The model is particularly attractive when a task requires both analysis and execution. For example, an application might provide a large codebase, ask the model to identify a bug, call a repository tool, propose a patch, and return a structured summary for review.
Limitations and when to choose another option
Sonnet 4.6 is not the right choice for every workload. Its text-only output means that applications requiring native image, video, speech, music, or audio generation need another model or an additional service. It also should not be treated as an unrestricted source of current facts: its knowledge cutoff is limited, and even web-assisted workflows require verification for important decisions.

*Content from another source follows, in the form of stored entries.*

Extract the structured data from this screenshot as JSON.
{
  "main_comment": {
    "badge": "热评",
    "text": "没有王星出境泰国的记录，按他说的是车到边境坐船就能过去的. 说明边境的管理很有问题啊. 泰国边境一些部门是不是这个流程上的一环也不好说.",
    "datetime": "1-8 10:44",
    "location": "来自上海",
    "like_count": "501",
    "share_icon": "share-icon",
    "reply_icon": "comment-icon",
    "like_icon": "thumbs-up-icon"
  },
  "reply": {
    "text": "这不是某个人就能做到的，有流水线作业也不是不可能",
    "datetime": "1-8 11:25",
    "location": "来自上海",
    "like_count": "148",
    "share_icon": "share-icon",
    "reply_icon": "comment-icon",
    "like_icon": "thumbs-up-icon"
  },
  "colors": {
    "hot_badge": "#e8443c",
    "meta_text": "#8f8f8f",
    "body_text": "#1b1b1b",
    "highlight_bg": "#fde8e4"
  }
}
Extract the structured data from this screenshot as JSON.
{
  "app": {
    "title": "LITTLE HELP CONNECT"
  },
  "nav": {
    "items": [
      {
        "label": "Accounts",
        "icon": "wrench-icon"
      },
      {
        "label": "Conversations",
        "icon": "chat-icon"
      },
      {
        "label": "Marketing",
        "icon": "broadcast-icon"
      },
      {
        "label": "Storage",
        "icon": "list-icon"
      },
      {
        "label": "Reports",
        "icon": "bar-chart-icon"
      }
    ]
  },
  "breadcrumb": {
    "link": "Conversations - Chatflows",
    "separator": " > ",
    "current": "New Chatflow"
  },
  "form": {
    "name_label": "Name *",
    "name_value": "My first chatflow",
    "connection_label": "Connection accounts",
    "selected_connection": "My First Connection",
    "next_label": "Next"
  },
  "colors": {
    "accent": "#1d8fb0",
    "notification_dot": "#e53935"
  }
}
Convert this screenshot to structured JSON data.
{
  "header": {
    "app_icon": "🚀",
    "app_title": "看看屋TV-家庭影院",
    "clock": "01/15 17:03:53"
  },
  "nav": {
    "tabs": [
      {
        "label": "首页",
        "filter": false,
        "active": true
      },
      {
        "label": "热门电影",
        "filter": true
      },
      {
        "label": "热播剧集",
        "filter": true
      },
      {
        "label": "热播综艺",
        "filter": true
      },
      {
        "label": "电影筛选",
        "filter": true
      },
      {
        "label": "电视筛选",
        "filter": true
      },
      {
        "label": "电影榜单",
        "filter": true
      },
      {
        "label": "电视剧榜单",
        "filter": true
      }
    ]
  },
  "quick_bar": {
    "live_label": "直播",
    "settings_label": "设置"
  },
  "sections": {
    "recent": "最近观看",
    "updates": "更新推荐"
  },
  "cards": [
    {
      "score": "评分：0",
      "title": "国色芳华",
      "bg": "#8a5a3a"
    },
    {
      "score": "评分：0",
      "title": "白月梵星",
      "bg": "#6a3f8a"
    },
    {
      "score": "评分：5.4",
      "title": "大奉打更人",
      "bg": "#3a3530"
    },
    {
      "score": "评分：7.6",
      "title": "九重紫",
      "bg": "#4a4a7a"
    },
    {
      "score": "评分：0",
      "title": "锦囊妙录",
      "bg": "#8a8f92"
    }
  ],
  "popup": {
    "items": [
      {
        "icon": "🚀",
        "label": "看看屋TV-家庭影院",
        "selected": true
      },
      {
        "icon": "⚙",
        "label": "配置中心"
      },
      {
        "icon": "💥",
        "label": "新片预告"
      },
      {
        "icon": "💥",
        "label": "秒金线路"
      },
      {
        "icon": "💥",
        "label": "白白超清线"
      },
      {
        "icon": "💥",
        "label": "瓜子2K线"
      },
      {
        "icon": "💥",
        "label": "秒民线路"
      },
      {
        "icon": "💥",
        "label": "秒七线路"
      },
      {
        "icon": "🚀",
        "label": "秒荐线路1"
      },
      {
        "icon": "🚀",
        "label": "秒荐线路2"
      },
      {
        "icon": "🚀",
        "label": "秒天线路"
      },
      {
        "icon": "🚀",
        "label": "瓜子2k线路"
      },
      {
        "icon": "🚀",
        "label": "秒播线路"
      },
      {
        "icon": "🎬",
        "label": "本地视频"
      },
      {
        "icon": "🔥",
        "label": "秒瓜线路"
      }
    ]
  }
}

Usage limits can vary by plan, account, conversation size, and platform. Advanced features may be paid, beta, or restricted by location. In consumer settings, privacy and model-improvement policies also differ from commercial API arrangements, so organizations should review the applicable terms before sending sensitive information.
For a new project, Claude Sonnet 5 deserves direct evaluation because Anthropic recommends it as the successor and current Sonnet model. Sonnet 4.6 can still make sense when an existing application depends on its fixed behavior, when migration has not yet been completed, or when testing shows that its price, performance, and compatibility are a better fit. A faster or cheaper model may be preferable for simple classification, short transformations, or low-risk high-volume tasks. A higher-tier reasoning model may be preferable for unusually difficult analysis when the additional cost is justified. These are deployment trade-offs rather than claims that one model wins every task.
Overall assessment
Claude Sonnet 4.6 is best understood as a capable middle-tier model for serious coding, long-context analysis, computer use, and tool-driven automation. Its strongest practical distinctions are the 1-million-token context window, adaptive reasoning, text-and-image input, structured tool-oriented workflows, and pricing below Anthropic’s highest-end models. Those benefits are balanced by text-only output, usage and availability constraints, a finite knowledge cutoff, and its active-legacy status.
It remains a reasonable model to understand and evaluate for existing systems, especially where its fixed model ID and large context are important. For new deployments, however, the lifecycle warning is material: Anthropic recommends assessing Claude Sonnet 5 rather than assuming Sonnet 4.6 is the long-term default.